In short, development is an eternal theme, and the field of server storage technology is no exception. On the one hand, some giant manufacturers try to introduce new concepts or standards to lead the direction of development of server and storage technology, more representative of the IA-64 architecture and storage concepts such as Intel pushed; on the other hand, dedicated to the storage of professional vendors based on existing technology and industry standards, to promote SCSI, RAID, Fibre Channel and other existing storage technology and based on the rapid update and development of the program. Programs based on existing storage technologies and programs to rapidly update and develop. Under the condition of market economy, the only criterion to test the development of technology is the recognition of the market. The market calls for good technology, and new technologies must play a role in promoting the market forward to be widely accepted and recognized. With the development of high-performance computer market, high performance ratio, high reliability, high security of the storage of new technologies will continue to emerge.
There are many disk array products on the market now, and users should also choose disk array products according to their own needs, and now lists a few disk array products, while also providing some options for users who need disk array products. Table 2 lists the main technical specifications of several disk arrays.

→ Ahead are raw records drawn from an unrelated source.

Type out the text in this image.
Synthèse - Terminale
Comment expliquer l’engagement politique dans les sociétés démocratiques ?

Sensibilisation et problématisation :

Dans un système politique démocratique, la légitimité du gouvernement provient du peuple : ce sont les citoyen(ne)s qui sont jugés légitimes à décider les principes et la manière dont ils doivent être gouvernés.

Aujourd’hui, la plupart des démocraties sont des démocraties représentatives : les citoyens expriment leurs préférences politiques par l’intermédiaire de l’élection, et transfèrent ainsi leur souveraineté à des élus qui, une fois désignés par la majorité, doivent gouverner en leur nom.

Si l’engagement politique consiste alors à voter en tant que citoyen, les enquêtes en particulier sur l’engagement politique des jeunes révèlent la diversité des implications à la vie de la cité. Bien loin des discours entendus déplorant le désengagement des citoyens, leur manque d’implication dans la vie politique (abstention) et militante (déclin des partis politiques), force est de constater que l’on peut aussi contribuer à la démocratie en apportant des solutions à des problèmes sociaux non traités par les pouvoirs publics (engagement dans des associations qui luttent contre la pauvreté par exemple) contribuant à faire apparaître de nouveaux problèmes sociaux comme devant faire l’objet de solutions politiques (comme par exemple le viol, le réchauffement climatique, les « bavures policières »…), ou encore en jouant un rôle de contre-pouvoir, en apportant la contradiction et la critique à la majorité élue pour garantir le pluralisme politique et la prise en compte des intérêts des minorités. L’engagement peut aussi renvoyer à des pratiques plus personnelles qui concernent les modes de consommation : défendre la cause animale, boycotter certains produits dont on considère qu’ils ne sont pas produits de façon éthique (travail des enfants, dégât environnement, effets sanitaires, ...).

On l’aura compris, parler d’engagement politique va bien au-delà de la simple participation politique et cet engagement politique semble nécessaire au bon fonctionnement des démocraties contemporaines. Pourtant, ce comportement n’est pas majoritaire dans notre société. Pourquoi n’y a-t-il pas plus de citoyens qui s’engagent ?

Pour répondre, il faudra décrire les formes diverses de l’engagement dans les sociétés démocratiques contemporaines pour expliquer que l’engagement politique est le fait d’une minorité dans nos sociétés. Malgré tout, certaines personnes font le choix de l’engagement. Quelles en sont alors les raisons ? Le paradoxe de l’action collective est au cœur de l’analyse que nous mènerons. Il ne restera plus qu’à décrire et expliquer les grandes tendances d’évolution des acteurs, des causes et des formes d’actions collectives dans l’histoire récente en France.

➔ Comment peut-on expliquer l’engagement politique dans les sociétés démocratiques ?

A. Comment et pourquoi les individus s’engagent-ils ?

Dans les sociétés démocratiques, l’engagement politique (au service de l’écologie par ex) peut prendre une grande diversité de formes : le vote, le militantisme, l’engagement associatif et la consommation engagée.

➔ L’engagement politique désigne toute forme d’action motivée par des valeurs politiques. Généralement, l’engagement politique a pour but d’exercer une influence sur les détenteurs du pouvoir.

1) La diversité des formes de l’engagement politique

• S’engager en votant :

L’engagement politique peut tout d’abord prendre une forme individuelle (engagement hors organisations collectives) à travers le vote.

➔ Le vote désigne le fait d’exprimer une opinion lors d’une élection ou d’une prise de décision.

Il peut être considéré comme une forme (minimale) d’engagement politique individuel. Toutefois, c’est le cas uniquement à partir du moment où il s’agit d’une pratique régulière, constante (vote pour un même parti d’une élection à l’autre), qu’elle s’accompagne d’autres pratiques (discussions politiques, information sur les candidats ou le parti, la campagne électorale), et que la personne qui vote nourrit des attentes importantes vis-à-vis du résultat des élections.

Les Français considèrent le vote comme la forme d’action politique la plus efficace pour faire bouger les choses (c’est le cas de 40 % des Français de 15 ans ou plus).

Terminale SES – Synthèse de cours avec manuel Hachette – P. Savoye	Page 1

--------------------------------------------------------------------------------
Trivia: Disk array reliability and availability
Reliability, which refers to the probability that a hard disk will fail under given conditions. Availability refers to the amount of time a hard disk is likely to be used for a given purpose. Disk arrays can improve the reliability of a hard disk system. A comparison of the reliability of a RAID hard disk subsystem versus a single hard disk subsystem can be seen in Table 3.
In addition, in terms of system availability, a single hard disk system has better availability than a disk array without data redundancy, while a redundant disk array has much better availability than a single hard disk. This is because redundant disk arrays allow a single hard disk to fail while continuing to function normally; the system recovery time after a single hard disk failure is also much shorter (compared to recovering data from tape); and in the event of a redundant disk array failure, the data on the hard disk is the same as it was at the time of the failure, and the replacement hard disk will contain the same data that was there at the time of the failure. However, to get full fault tolerance performance, the other components of the computer hard disk subsystem must also have redundancy.